In fact, the chaos above deck is more than she hoped for. It must be afternoon by now, but the clouds are so dense that it seems more like twilight, and the downpour is so torrential that she almost can't make out the bow some twenty feet ahead. A sheet of water drenches her, and she only knows it's seawater rather than rainwater because of the salt sting in her eyes. Half-blind, she barely manages to catch the heavy rope tossed her way before it smacks her in the face.

"Tie that off! Handsomely, now!"

She does her best, struggling a bit with the knot. Drawn fast at least, if not handsomely, she thinks with grim humor. Then the deck seems to drop from beneath her; the ship plummets down into a trough, nearly leaving her behind in the crush of water that pours down in their wake. Abandoning all thought, she clings desperately to the thick coil until the wave drains away.

"You!" The shout comes from the starboard bow. She turns with a sinking heart; sure enough, Will Turner is looking straight at her. "You're light, boy! We need you up with Johnny on the mizzen-stays!"

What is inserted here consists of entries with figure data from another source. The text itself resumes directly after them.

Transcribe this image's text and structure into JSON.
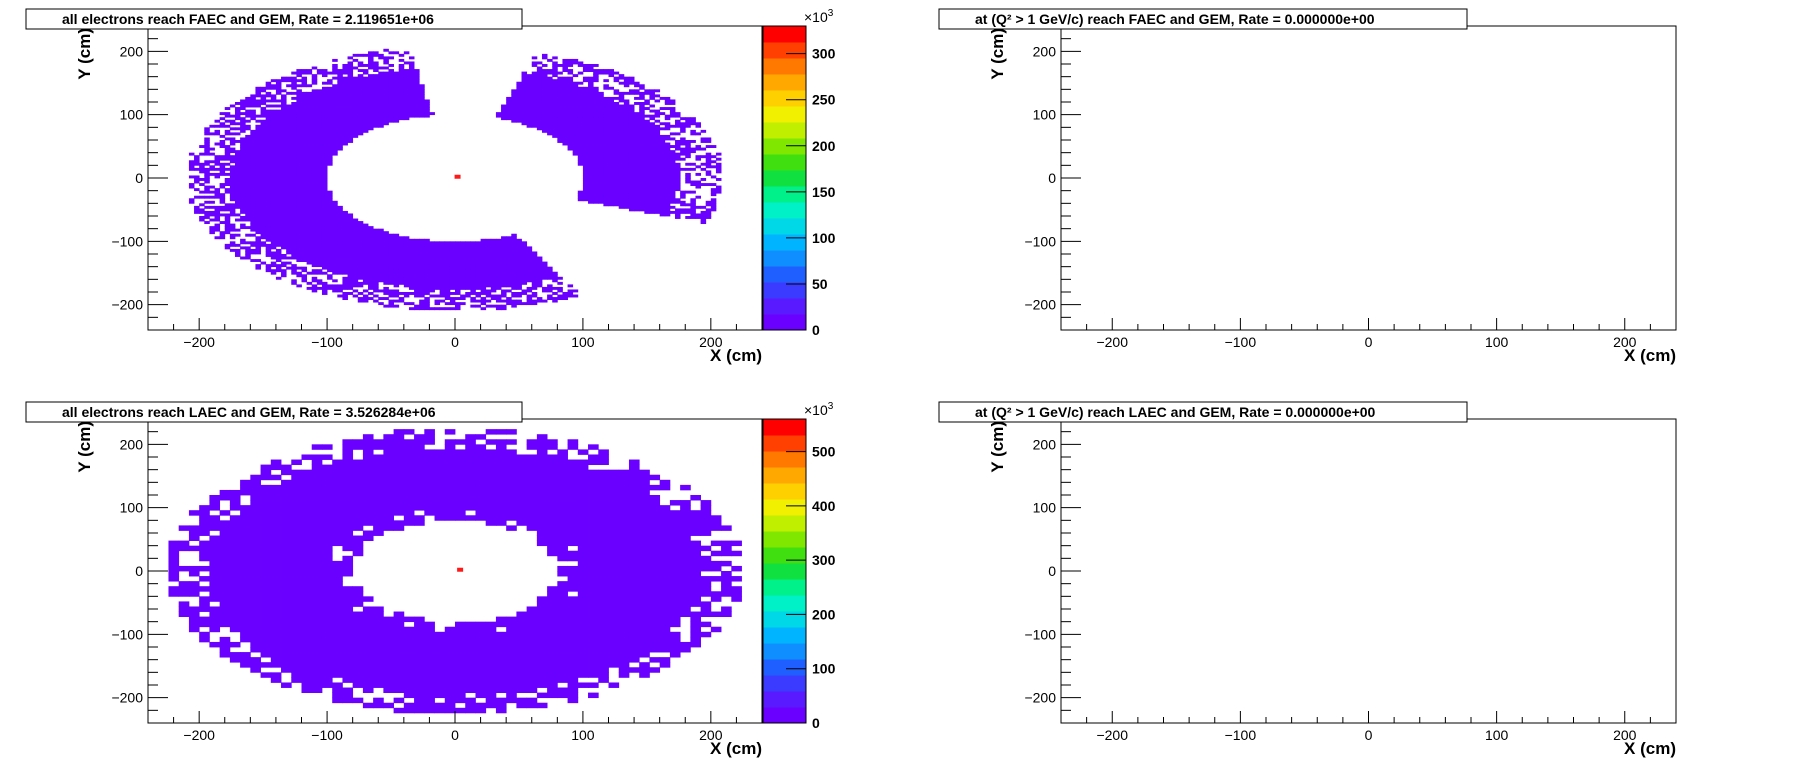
{
  "chart_data": [
    {
      "type": "heatmap",
      "title": "all electrons reach FAEC and GEM,  Rate =  2.119651e+06",
      "xlabel": "X (cm)",
      "ylabel": "Y (cm)",
      "xlim": [
        -240,
        240
      ],
      "ylim": [
        -240,
        240
      ],
      "xticks": [
        "−200",
        "−100",
        "0",
        "100",
        "200"
      ],
      "yticks": [
        "−200",
        "−100",
        "0",
        "100",
        "200"
      ],
      "zaxis": {
        "max": 330,
        "multiplier": "×10",
        "exponent": "3",
        "ticks": [
          "0",
          "50",
          "100",
          "150",
          "200",
          "250",
          "300"
        ]
      },
      "distribution": {
        "shape": "annulus with two gaps",
        "inner_radius_cm": 100,
        "outer_radius_cm": 210,
        "background_level": 1,
        "hotspot": {
          "x": 2,
          "y": 2,
          "level": 330
        }
      }
    },
    {
      "type": "heatmap",
      "title": "at (Q² > 1 GeV/c) reach FAEC and GEM,  Rate =  0.000000e+00",
      "xlabel": "X (cm)",
      "ylabel": "Y (cm)",
      "xlim": [
        -240,
        240
      ],
      "ylim": [
        -240,
        240
      ],
      "xticks": [
        "−200",
        "−100",
        "0",
        "100",
        "200"
      ],
      "yticks": [
        "−200",
        "−100",
        "0",
        "100",
        "200"
      ],
      "values": []
    },
    {
      "type": "heatmap",
      "title": "all electrons reach LAEC and GEM,  Rate =  3.526284e+06",
      "xlabel": "X (cm)",
      "ylabel": "Y (cm)",
      "xlim": [
        -240,
        240
      ],
      "ylim": [
        -240,
        240
      ],
      "xticks": [
        "−200",
        "−100",
        "0",
        "100",
        "200"
      ],
      "yticks": [
        "−200",
        "−100",
        "0",
        "100",
        "200"
      ],
      "zaxis": {
        "max": 560,
        "multiplier": "×10",
        "exponent": "3",
        "ticks": [
          "0",
          "100",
          "200",
          "300",
          "400",
          "500"
        ]
      },
      "distribution": {
        "shape": "full annulus",
        "inner_radius_cm": 80,
        "outer_radius_cm": 225,
        "background_level": 1,
        "hotspot": {
          "x": 4,
          "y": 2,
          "level": 560
        }
      }
    },
    {
      "type": "heatmap",
      "title": "at (Q² > 1 GeV/c) reach LAEC and GEM,  Rate =  0.000000e+00",
      "xlabel": "X (cm)",
      "ylabel": "Y (cm)",
      "xlim": [
        -240,
        240
      ],
      "ylim": [
        -240,
        240
      ],
      "xticks": [
        "−200",
        "−100",
        "0",
        "100",
        "200"
      ],
      "yticks": [
        "−200",
        "−100",
        "0",
        "100",
        "200"
      ],
      "values": []
    }
  ],
  "colors": {
    "palette": [
      "#6a00ff",
      "#5a1aff",
      "#3b3bff",
      "#1f5fff",
      "#0f8fff",
      "#00b4ff",
      "#00d8e8",
      "#00f0c8",
      "#00f08a",
      "#10e040",
      "#40e010",
      "#80e800",
      "#c0f000",
      "#f0f000",
      "#ffd000",
      "#ffa800",
      "#ff7800",
      "#ff4000",
      "#ff0000"
    ],
    "hotspot": "#ff1a1a",
    "frame": "#000000"
  }
}
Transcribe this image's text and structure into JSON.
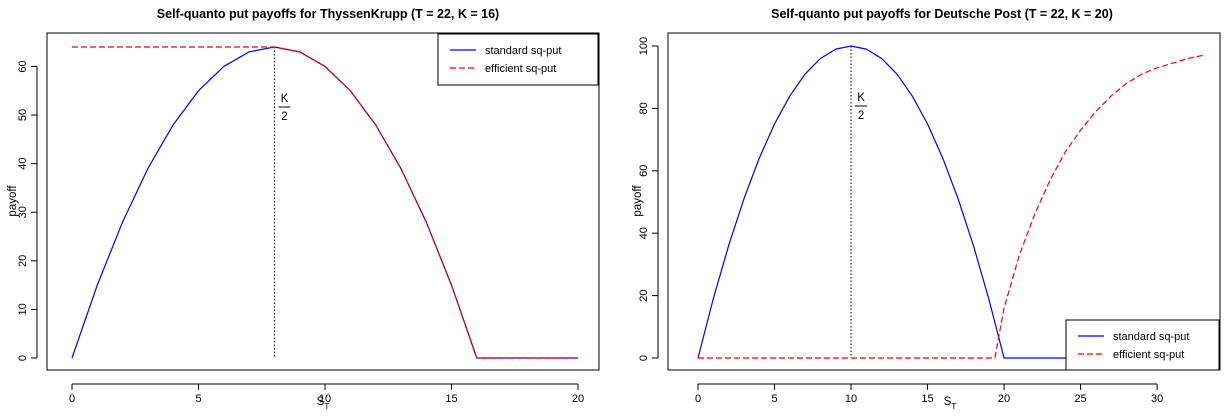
{
  "colors": {
    "standard": "#0000ff",
    "efficient": "#ff0000",
    "axis": "#000000",
    "annotation": "#000000"
  },
  "chart_data": [
    {
      "type": "line",
      "title": "Self-quanto put payoffs for ThyssenKrupp (T = 22, K = 16)",
      "xlabel": "S",
      "xlabel_sub": "T",
      "ylabel": "payoff",
      "xlim": [
        0,
        20
      ],
      "ylim": [
        0,
        64
      ],
      "xticks": [
        0,
        5,
        10,
        15,
        20
      ],
      "yticks": [
        0,
        10,
        20,
        30,
        40,
        50,
        60
      ],
      "grid": false,
      "legend_position": "top-right",
      "annotation": {
        "x": 8,
        "y_top": 64,
        "numerator": "K",
        "denominator": "2"
      },
      "series": [
        {
          "name": "standard sq-put",
          "style": "solid",
          "color": "#0000ff",
          "x": [
            0,
            1,
            2,
            3,
            4,
            5,
            6,
            7,
            8,
            9,
            10,
            11,
            12,
            13,
            14,
            15,
            16,
            17,
            18,
            19,
            20
          ],
          "y": [
            0,
            15,
            28,
            39,
            48,
            55,
            60,
            63,
            64,
            63,
            60,
            55,
            48,
            39,
            28,
            15,
            0,
            0,
            0,
            0,
            0
          ]
        },
        {
          "name": "efficient sq-put",
          "style": "dashed",
          "color": "#ff0000",
          "x": [
            0,
            1,
            2,
            3,
            4,
            5,
            6,
            7,
            8,
            9,
            10,
            11,
            12,
            13,
            14,
            15,
            16,
            17,
            18,
            19,
            20
          ],
          "y": [
            64,
            64,
            64,
            64,
            64,
            64,
            64,
            64,
            64,
            63,
            60,
            55,
            48,
            39,
            28,
            15,
            0,
            0,
            0,
            0,
            0
          ]
        }
      ]
    },
    {
      "type": "line",
      "title": "Self-quanto put payoffs for Deutsche Post (T = 22, K = 20)",
      "xlabel": "S",
      "xlabel_sub": "T",
      "ylabel": "payoff",
      "xlim": [
        0,
        33
      ],
      "ylim": [
        0,
        100
      ],
      "xticks": [
        0,
        5,
        10,
        15,
        20,
        25,
        30
      ],
      "yticks": [
        0,
        20,
        40,
        60,
        80,
        100
      ],
      "grid": false,
      "legend_position": "bottom-right",
      "annotation": {
        "x": 10,
        "y_top": 100,
        "numerator": "K",
        "denominator": "2"
      },
      "series": [
        {
          "name": "standard sq-put",
          "style": "solid",
          "color": "#0000ff",
          "x": [
            0,
            1,
            2,
            3,
            4,
            5,
            6,
            7,
            8,
            9,
            10,
            11,
            12,
            13,
            14,
            15,
            16,
            17,
            18,
            19,
            20,
            21,
            22,
            23,
            24,
            25,
            26,
            27,
            28,
            29,
            30,
            31,
            32,
            33
          ],
          "y": [
            0,
            19,
            36,
            51,
            64,
            75,
            84,
            91,
            96,
            99,
            100,
            99,
            96,
            91,
            84,
            75,
            64,
            51,
            36,
            19,
            0,
            0,
            0,
            0,
            0,
            0,
            0,
            0,
            0,
            0,
            0,
            0,
            0,
            0
          ]
        },
        {
          "name": "efficient sq-put",
          "style": "dashed",
          "color": "#ff0000",
          "x": [
            0,
            2,
            4,
            6,
            8,
            10,
            12,
            14,
            16,
            18,
            19,
            19.4,
            20,
            21,
            22,
            23,
            24,
            25,
            26,
            27,
            28,
            29,
            30,
            31,
            32,
            33
          ],
          "y": [
            0,
            0,
            0,
            0,
            0,
            0,
            0,
            0,
            0,
            0,
            0,
            0,
            16,
            33,
            46,
            57,
            66,
            73,
            79,
            84,
            88,
            91,
            93,
            94.5,
            96,
            97
          ]
        }
      ]
    }
  ]
}
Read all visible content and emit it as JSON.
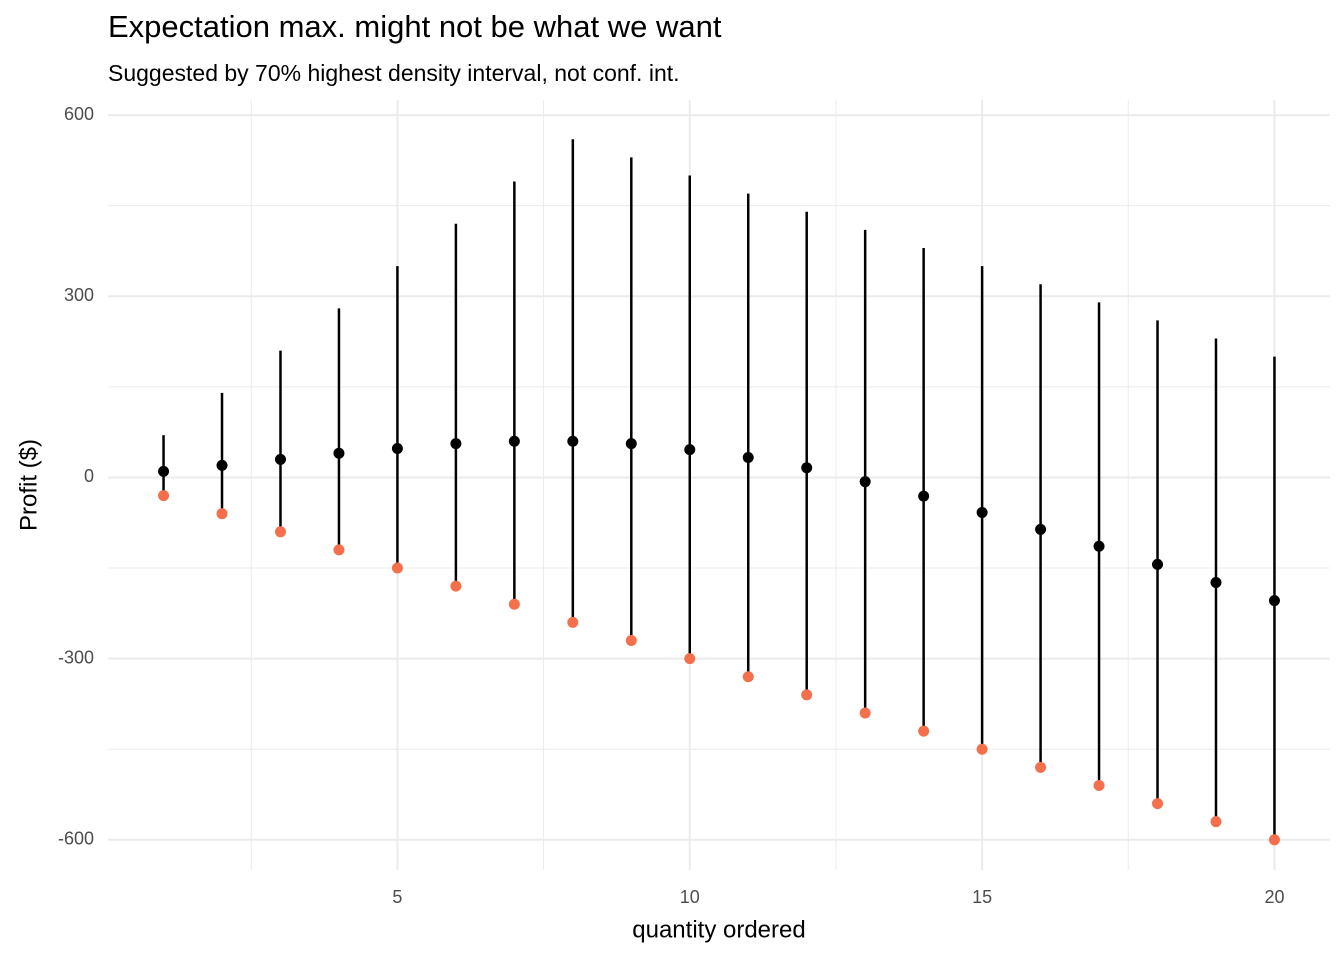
{
  "chart_data": {
    "type": "pointrange",
    "title": "Expectation max. might not be what we want",
    "subtitle": "Suggested by 70% highest density interval, not conf. int.",
    "xlabel": "quantity ordered",
    "ylabel": "Profit ($)",
    "x": [
      1,
      2,
      3,
      4,
      5,
      6,
      7,
      8,
      9,
      10,
      11,
      12,
      13,
      14,
      15,
      16,
      17,
      18,
      19,
      20
    ],
    "intervals": {
      "color": "#000000",
      "low": [
        -30,
        -60,
        -90,
        -120,
        -150,
        -180,
        -210,
        -240,
        -270,
        -300,
        -330,
        -360,
        -390,
        -420,
        -450,
        -480,
        -510,
        -540,
        -570,
        -600
      ],
      "high": [
        70,
        140,
        210,
        280,
        350,
        420,
        490,
        560,
        530,
        500,
        470,
        440,
        410,
        380,
        350,
        320,
        290,
        260,
        230,
        200
      ]
    },
    "series": [
      {
        "color": "#000000",
        "values": [
          10,
          20,
          30,
          40,
          48,
          56,
          60,
          60,
          56,
          46,
          33,
          16,
          -7,
          -31,
          -58,
          -86,
          -114,
          -144,
          -174,
          -204
        ]
      },
      {
        "color": "#f4704d",
        "values": [
          -30,
          -60,
          -90,
          -120,
          -150,
          -180,
          -210,
          -240,
          -270,
          -300,
          -330,
          -360,
          -390,
          -420,
          -450,
          -480,
          -510,
          -540,
          -570,
          -600
        ]
      }
    ],
    "xlim": [
      0.05,
      20.95
    ],
    "ylim": [
      -650,
      625
    ],
    "xticks": [
      5,
      10,
      15,
      20
    ],
    "yticks": [
      -600,
      -300,
      0,
      300,
      600
    ],
    "xminor": [
      2.5,
      7.5,
      12.5,
      17.5
    ],
    "yminor": [
      -450,
      -150,
      150,
      450
    ],
    "grid": true
  }
}
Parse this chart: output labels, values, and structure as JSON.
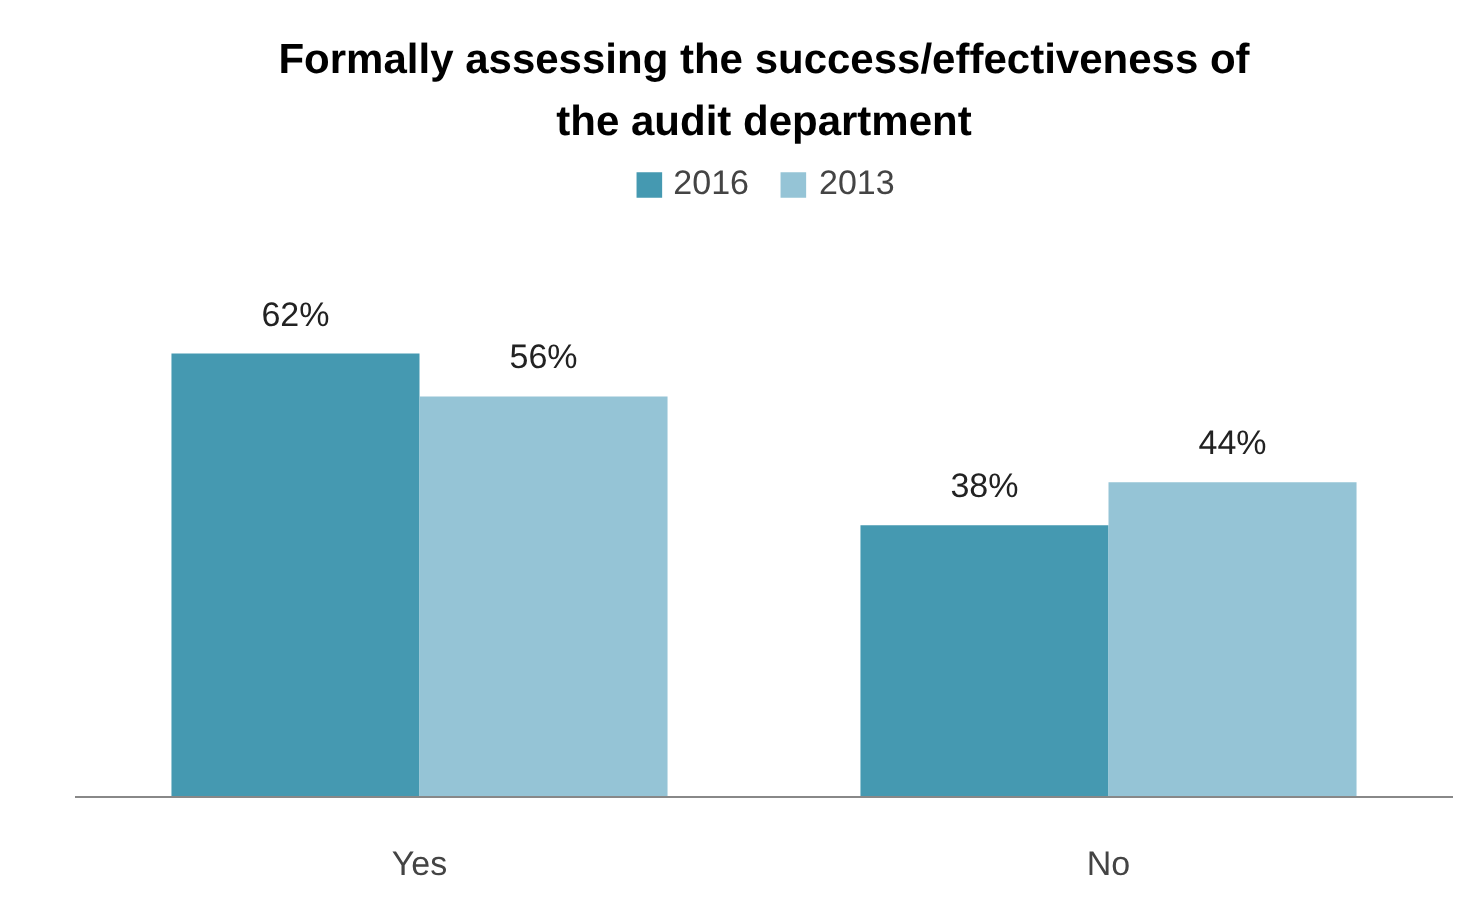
{
  "chart_data": {
    "type": "bar",
    "title": "Formally assessing the success/effectiveness of the audit department",
    "categories": [
      "Yes",
      "No"
    ],
    "series": [
      {
        "name": "2016",
        "color": "#4599b1",
        "values": [
          62,
          38
        ],
        "value_labels": [
          "62%",
          "38%"
        ]
      },
      {
        "name": "2013",
        "color": "#95c4d6",
        "values": [
          56,
          44
        ],
        "value_labels": [
          "56%",
          "44%"
        ]
      }
    ],
    "legend": "top",
    "grid": false
  }
}
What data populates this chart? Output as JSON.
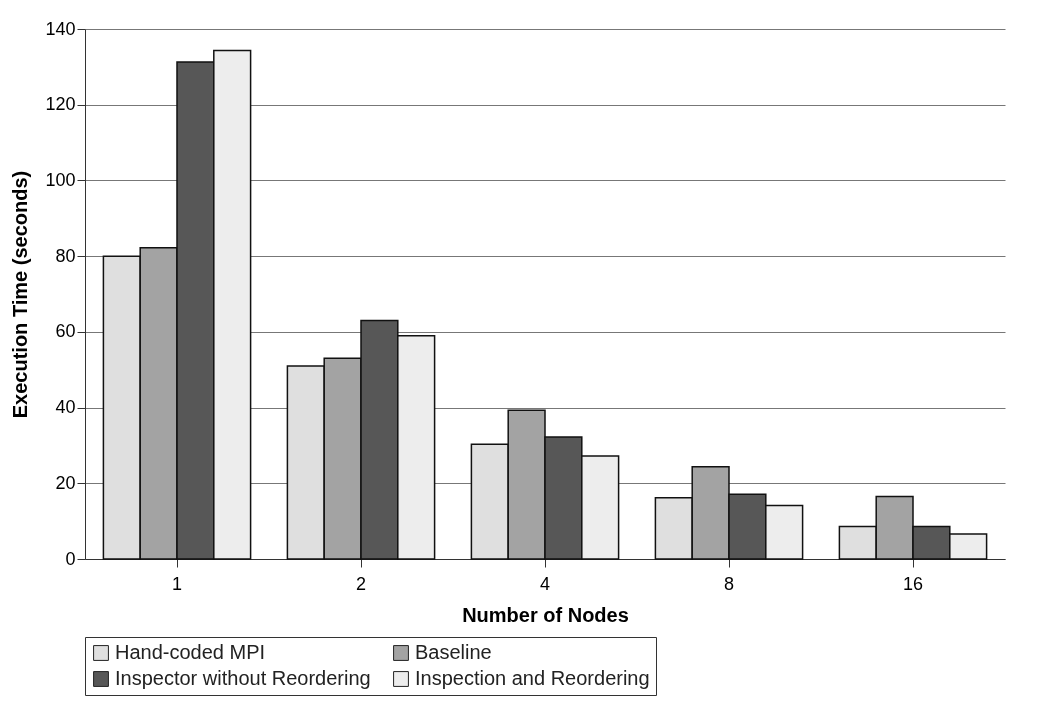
{
  "chart_data": {
    "type": "bar",
    "xlabel": "Number of Nodes",
    "ylabel": "Execution Time (seconds)",
    "categories": [
      "1",
      "2",
      "4",
      "8",
      "16"
    ],
    "series": [
      {
        "name": "Hand-coded MPI",
        "color": "#dfdfdf",
        "values": [
          80,
          51,
          30.3,
          16.2,
          8.6
        ]
      },
      {
        "name": "Baseline",
        "color": "#a3a3a3",
        "values": [
          82.2,
          53,
          39.3,
          24.4,
          16.5
        ]
      },
      {
        "name": "Inspector without Reordering",
        "color": "#575757",
        "values": [
          131.3,
          63,
          32.2,
          17.1,
          8.6
        ]
      },
      {
        "name": "Inspection and Reordering",
        "color": "#ededed",
        "values": [
          134.3,
          59,
          27.2,
          14.1,
          6.6
        ]
      }
    ],
    "ylim": [
      0,
      140
    ],
    "yticks": [
      0,
      20,
      40,
      60,
      80,
      100,
      120,
      140
    ],
    "grid": "y",
    "legend": "bottom"
  }
}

Thank Providence. He hasn't recognized me. She steadies herself, tips her head back until she spots the dim figure far above her in the rigging, grappling with a sail that has come unfastened. As she hesitates, the whip-crack of breaking rope echoes like a gunshot. The loosed canvas fills and billows, and the Lady leaps sideways in response.

"What are you waiting for, lad? Get up there!"

Elizabeth has shortened a sail or two in her life, despite the protests of either her father or her husband, and she's watched it done time and time again, but now...Soaked and shivering, buffeted by the gale, she knows that she's afraid.

Fool! she berates herself. This is your chance! Show him what you're made of. You can't fail him now.

Can't fail yourself.

She grabs onto the mizzen ties, hoists herself upwards. Will pauses a second to make sure she heard and understood, but his attention shifts quickly elsewhere. She breathes a sigh of relief and scales the ropes, concentrating on hanging on tighter than she's ever held onto anything in her life.

Good thing he didn't ask me to climb the main topsail.

Lightning flares, eerily illuminating the boiling clouds, followed closely by another throbbing growl of thunder. Another deluge of seawater swamps the ship. She rides the unstable braces, rain slapping at her face, while the Lady Swann climbs the next heavy swell. Adrenaline surges through her body; strangely exhilarated, she laughs out loud into the raging wind.

She hasn't experienced real fear for years, faced the very real and imminent possibility of her own death, the realization that her life can be saved or lost by one split-second choice of action or one misstep. Not since before her marriage. Not since those splendid, terrible days that followed the coming of the Black Pearl.

She laughs again. She laughs because she is alive, and because she's forgotten to appreciate that fact until this moment.